Wednesday, April 17, 2019

Lonergan Reader: Chapter 8--Self-Affirmation of the Knower Part 2

Self-Affirmation

Lonergan says the reader must affirm for himself if he is a knower. "Am I a knower? Each has to answer the question of himself. But anyone who asks it is rationally conscious. For the question is a question for reflection, a question to be met with a yes or a no" (188). Who is the I? Lonergan thinks we know what I means without "formulation." Lonergan adds, "If I has some rudimentary meaning from consciousness, then consciousness supplies the fulfillment of one element in the conditions for affirming that I am a knower. Does consciousness supply the fulfillment for the other conditions? Do I see, or am I blind? Do I hear, or am I deaf? Do I try to understand, or is the distinction between intelligence and stupidity no more applicable to me than a stone?
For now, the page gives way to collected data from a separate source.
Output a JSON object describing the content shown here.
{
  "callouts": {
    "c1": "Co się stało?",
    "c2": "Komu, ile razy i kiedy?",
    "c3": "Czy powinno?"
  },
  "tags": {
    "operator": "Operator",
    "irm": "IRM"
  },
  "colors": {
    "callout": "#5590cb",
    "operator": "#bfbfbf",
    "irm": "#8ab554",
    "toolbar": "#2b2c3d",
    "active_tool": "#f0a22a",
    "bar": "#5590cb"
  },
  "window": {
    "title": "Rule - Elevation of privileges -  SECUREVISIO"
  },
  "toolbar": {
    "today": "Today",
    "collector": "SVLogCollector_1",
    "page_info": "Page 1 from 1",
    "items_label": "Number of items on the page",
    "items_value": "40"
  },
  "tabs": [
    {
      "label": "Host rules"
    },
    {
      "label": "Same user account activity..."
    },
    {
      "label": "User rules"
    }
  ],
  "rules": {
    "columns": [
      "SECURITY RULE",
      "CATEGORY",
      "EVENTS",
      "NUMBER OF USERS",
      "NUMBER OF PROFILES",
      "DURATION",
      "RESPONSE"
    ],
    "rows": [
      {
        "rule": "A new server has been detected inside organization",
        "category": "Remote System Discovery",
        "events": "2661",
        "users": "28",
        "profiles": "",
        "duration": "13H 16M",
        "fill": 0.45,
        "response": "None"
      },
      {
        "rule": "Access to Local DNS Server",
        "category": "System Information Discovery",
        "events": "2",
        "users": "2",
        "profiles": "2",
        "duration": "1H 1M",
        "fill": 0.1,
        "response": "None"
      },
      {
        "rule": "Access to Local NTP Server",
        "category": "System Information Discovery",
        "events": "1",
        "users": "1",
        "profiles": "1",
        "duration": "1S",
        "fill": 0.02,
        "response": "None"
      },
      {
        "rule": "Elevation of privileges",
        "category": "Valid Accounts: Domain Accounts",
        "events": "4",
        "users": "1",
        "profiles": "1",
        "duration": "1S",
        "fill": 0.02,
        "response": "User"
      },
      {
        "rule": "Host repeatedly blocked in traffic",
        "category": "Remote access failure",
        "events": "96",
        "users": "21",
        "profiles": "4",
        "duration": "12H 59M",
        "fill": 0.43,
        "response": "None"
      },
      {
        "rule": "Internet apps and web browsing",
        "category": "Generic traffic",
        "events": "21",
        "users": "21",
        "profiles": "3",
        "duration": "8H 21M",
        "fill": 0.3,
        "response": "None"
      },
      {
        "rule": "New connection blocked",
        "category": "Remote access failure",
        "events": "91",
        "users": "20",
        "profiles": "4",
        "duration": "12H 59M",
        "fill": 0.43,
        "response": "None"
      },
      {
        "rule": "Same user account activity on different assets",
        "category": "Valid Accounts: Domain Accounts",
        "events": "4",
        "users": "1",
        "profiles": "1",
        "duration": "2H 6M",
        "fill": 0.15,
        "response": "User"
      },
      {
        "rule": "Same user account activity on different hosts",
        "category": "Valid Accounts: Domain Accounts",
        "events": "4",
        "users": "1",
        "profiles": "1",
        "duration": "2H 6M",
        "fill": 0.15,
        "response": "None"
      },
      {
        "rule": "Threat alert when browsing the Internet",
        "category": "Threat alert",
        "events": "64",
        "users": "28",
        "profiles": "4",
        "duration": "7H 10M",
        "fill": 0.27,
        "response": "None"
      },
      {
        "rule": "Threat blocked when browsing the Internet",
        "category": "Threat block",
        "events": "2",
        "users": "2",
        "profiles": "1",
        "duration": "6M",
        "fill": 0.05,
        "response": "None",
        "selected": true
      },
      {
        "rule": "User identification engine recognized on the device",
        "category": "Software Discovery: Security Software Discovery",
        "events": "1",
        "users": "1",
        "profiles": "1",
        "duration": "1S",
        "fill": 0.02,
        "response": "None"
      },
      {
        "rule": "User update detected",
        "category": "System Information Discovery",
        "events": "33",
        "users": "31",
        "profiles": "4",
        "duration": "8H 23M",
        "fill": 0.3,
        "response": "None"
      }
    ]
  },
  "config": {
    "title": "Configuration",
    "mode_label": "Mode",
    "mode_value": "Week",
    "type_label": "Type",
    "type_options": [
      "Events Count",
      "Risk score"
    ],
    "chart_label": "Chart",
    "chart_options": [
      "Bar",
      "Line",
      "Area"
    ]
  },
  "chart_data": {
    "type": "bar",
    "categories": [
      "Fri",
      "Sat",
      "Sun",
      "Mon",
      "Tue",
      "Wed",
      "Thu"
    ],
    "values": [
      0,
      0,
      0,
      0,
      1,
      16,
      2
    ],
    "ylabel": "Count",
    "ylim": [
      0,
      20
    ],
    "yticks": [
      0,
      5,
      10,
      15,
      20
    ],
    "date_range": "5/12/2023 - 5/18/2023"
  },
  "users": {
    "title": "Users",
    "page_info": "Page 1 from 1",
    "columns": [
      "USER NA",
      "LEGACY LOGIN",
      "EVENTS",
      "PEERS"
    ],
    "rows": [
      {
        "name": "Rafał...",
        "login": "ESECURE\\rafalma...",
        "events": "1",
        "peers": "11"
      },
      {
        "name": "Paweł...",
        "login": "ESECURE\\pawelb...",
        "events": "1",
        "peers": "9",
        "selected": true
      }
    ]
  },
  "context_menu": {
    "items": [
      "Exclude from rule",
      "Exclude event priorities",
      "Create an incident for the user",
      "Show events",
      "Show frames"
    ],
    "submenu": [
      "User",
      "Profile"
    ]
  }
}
Have I any experience of insight ...? Do I conceive, think, consider, suppose, define, formulate, or is my talking like the talking of a parrot? I reflect, for I ask whether I am a knower? Do I grasp the unconditioned, if not in other instances, then in this one? If I grasped the unconditioned, would I not be under the rational compulsion of affirming that I am a knower, and so either affirm it or else find some loophole, some weakness, some incoherence, in this account of the genesis of self-affirmation?" (189). Each person has to ask these questions for himself. Each person has to answer these questions for himself. Lonergan thinks that the "fact of the asking and the possibility of the answering are themselves the sufficient reason for the affirmative answer" (189). If the person answers that they are a knower, the answer is affirmative. If the person says he is not a knower, how does he know that if he is not a knower. So, once again the answer is affirmative.